Although we can’t improve our students’ working memory capacity, we can help them use the WM they’ve got more productively.
We have lots of teaching strategies to accomplish this goal. Well-designed visuals, for instance, divide WM demands between visual and auditory channels. In this way, they functionally reduce cognitive difficulties.
Our students could also do what our colleagues do: use caffeine to boost cognitive performance. When I have my morning tea, that jolt of caffeine doesn’t increase my working-memory capacity, but it helps me use it better. (In the short term, the cognitive result is the same.)
Is there anything else we can do that doesn’t involve drugs?
So Crazy That It Just Might Work
How about exercise?
If caffeine jolts me awake enough to help me use WM more effectively, couldn’t old-fashioned exercise have that same effect?
Researchers in Canada wanted to know just that. Is exercise as effective as caffeine in temporarily boosting WM performance?
To answer this question, they did all the things you’d want them to do. They had different groups of participants take WM tests before and after different combinations of caffeine and exercise.
They controlled for age.

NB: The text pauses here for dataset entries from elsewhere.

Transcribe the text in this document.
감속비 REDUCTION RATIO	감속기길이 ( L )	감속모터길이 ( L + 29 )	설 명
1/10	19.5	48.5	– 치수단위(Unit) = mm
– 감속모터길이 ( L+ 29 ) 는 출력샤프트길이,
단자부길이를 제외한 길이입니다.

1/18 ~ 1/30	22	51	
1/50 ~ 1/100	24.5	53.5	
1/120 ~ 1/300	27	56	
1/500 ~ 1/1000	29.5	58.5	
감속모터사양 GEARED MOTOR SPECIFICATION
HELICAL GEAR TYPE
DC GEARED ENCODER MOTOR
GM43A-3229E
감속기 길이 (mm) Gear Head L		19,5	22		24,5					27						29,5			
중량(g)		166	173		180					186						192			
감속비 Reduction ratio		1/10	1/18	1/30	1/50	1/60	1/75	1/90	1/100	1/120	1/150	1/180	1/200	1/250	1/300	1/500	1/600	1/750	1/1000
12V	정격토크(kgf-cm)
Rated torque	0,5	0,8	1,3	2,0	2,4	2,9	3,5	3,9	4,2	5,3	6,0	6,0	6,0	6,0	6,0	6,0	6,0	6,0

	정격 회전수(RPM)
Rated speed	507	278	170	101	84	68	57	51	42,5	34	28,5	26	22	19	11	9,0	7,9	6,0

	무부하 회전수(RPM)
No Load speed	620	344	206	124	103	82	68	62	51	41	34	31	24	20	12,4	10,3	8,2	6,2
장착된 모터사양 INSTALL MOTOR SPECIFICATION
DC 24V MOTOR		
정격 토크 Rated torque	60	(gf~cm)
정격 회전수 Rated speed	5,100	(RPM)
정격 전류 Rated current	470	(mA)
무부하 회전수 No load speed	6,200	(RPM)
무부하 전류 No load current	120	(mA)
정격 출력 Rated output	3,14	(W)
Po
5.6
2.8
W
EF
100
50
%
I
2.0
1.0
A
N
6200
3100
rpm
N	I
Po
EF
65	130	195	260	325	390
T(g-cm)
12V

They controlled for the amount of caffeine that people usually drank. They controlled for the amount of exercise that people usually did. (If you want all the details, you can read ’em here.)
The result: sure enough, exercise temporarily boosts WM function as much as caffeine does.
And, it doesn’t lead to a post-caffeine crash they way caffeine use does. (Yes: the researchers did measure “caffeine withdrawal symptoms.”)
In this case, 20 minutes of moderately paced walking did the trick. In schools, I’m thinking recess, or PE, or even passing time between classes just might serve the same function.
If we want our students to think more clearly, let them move.
But Can’t We Zap the Brain with a Gizmo?
Given the importance of working memory for schools, you’d think someone would make a brain zap app.
Oh wait, they have. Lots of times.
My friend Scott MacClintic just sent me a link to this “biolelectric memory patch,” which claims what you expect it to claim. (They have in-house research to show that it works!)
Happily, the article Scott sent me includes many reasons to be skeptical of this gizmo. If you’d like another set of reasons, you can check out this article over at JSTOR daily.
The short version is: recent decades have see LOTS of products claiming to enhance WM capacity. With alarming consistency, those products just don’t work. Lumosity’s wallet is $2,000,000 lighter after a fine for misleading claims. (You read that right: two million dollars.)
So, who knows, maybe at last this will be the brain gizmo that works. If I had two million dollars, I wouldn’t bet on it.
Until we get better research, we’ve got two proven strategies to help students use working memory well: skillful teaching, and exercise.